Transmisi beberapa penyakit menular sangat dipengaruhi oleh faktor-faktor iklim. Parasit dan vektor penyakit sangat peka terhadap faktor-faktor iklim, khususnya suhu dan kelembaban. Penyakit yang tersebar melalui vektor (vector-borne diseases,VBDs) seperti malaria, demam berdarah (dengeue) dan kaki gajah (schistosomiosis) perlu diwaspadai karena transmisi penyakit seperti ini akan makin meningkat dengan perubahan iklim. Di banyak negara tropis penyakit ini merupakanpenyebab kematian utama.

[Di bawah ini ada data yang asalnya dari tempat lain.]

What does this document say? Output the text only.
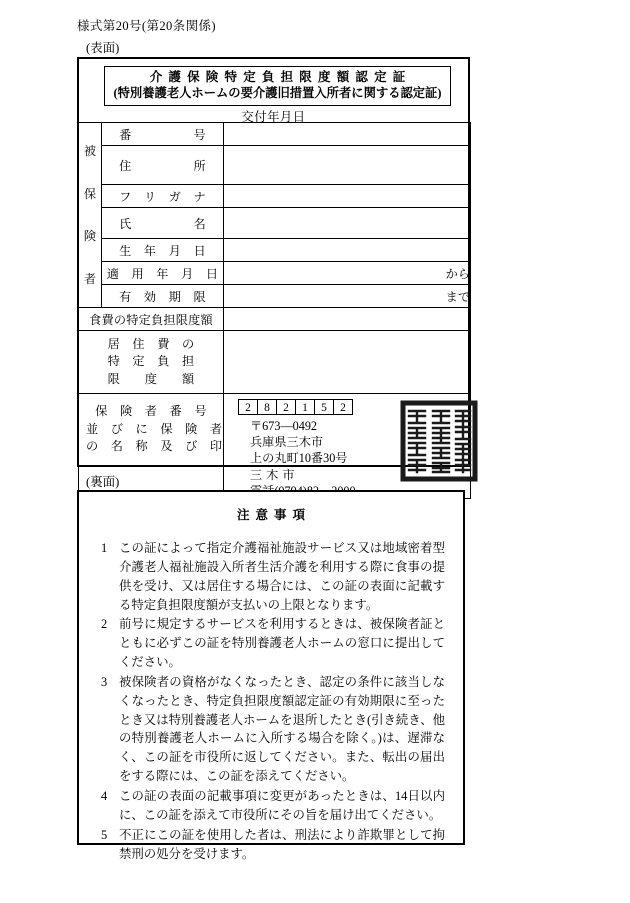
様式第20号(第20条関係)
(表面)
介護保険特定負担限度額認定証
(特別養護老人ホームの要介護旧措置入所者に関する認定証)
交付年月日
被
保
険
者	番　　　　　号	

	住　　　　　所	

	フ　リ　ガ　ナ	

	氏　　　　　名	

	生　年　月　日	

	適　用　年　月　日	から

	有　効　期　限	まで

食費の特定負担限度額		

居　住　費　の
特　定　負　担
限　　度　　額		

保　険　者　番　号
並　び　に　保　険　者
の　名　称　及　び　印

2	8	2	1	5	2
〒673—0492
兵庫県三木市
上の丸町10番30号
三木市
(裏面)
注意事項
1 この証によって指定介護福祉施設サービス又は地域密着型介護老人福祉施設入所者生活介護を利用する際に食事の提供を受け、又は居住する場合には、この証の表面に記載する特定負担限度額が支払いの上限となります。
2 前号に規定するサービスを利用するときは、被保険者証とともに必ずこの証を特別養護老人ホームの窓口に提出してください。
3 被保険者の資格がなくなったとき、認定の条件に該当しなくなったとき、特定負担限度額認定証の有効期限に至ったとき又は特別養護老人ホームを退所したとき(引き続き、他の特別養護老人ホームに入所する場合を除く。)は、遅滞なく、この証を市役所に返してください。また、転出の届出をする際には、この証を添えてください。
4 この証の表面の記載事項に変更があったときは、14日以内に、この証を添えて市役所にその旨を届け出てください。
5 不正にこの証を使用した者は、刑法により詐欺罪として拘禁刑の処分を受けます。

IPCC (1998) memperkirakan bahwa dengan makin lebarnya selang suhu di mana vektor dan parasit penyakit dapat hidup telah menyebabkan peningkatan jumlah kasus malaria di Asia hingga 27 persen, demam berdarah hingga 47 persen dan kaki gajah hingga 17 persen. Di Indonesia daerah-daerah baru yang menjadi semakin hangat juga memberi kesempatan penyebaran vektor dan parasitnya. Penjangkitan VBD bahkan terjadi lagi di daerah-daerah lama yang selama ini sudah dinyatakan bebas. Hal ini disebabkan karena penggunaan bahan kimia dalam jangka panjang telah menimbulkan daya tahan vektor. Disamping itu predator bagi vektor tersebut juga ikut terbasmi.